No increased risk of early revision during the implementation phase of new cup designs

Background and purpose — In Sweden, less than 5% of patients who undergo total hip arthroplasty (THA) have revision. Younger patients have an increased risk of revision. New prosthetic designs are being introduced in order to improve outcomes further. We investigated whether the introductory phase of new cup designs would increase the revision rate.

Patients and methods — All THAs and first-time cup revisions performed from 1993 through 2011 were identified in the Swedish Hip Arthroplasty Register. The 15 types of cups used in more than 500 operations and inserted in more than 50 cases in each hospital (n = 52,903) were selected. All cups were given an order number, based on the order in which the cup had been inserted at each hospital. The influence of order number on the risk of revision was analyzed in a regression model, which was adjusted for potentially confounding demographic and surgical data. Revision within 2 years for all reasons (n = 940) was used as primary endpoint. Changes in the risk of revision based on the order number were analyzed using a spline.

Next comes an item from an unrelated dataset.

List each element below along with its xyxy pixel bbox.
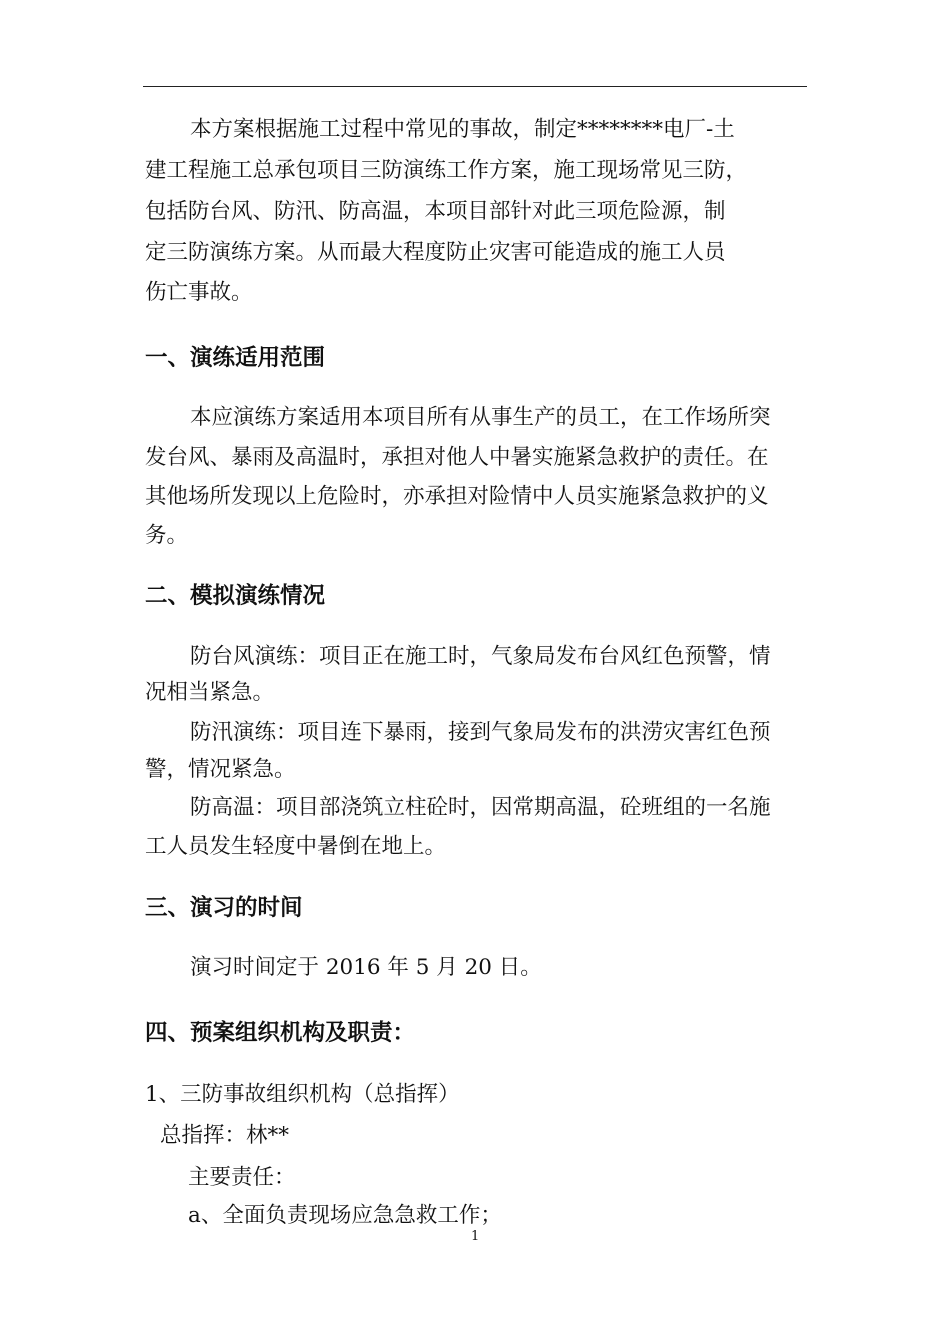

Results — The order number of the cup had no influence on the risk of early revision (p ≥ 0.7). Categorizing the order number using cutoff values obtained from the splines did not result in any statistically significant changes in risk of revision (p ≥ 0.2).

Interpretation — We did not find any increased risk of early revision during the implementation phase of new cup designs. This finding is unexpected, and partly conflicts with data from other registries. The structured and stepwise introduction of new prosthesis designs, facilitated by the annual feedback from the Swedish Hip Arthroplasty Register, may partly explain this discrepancy.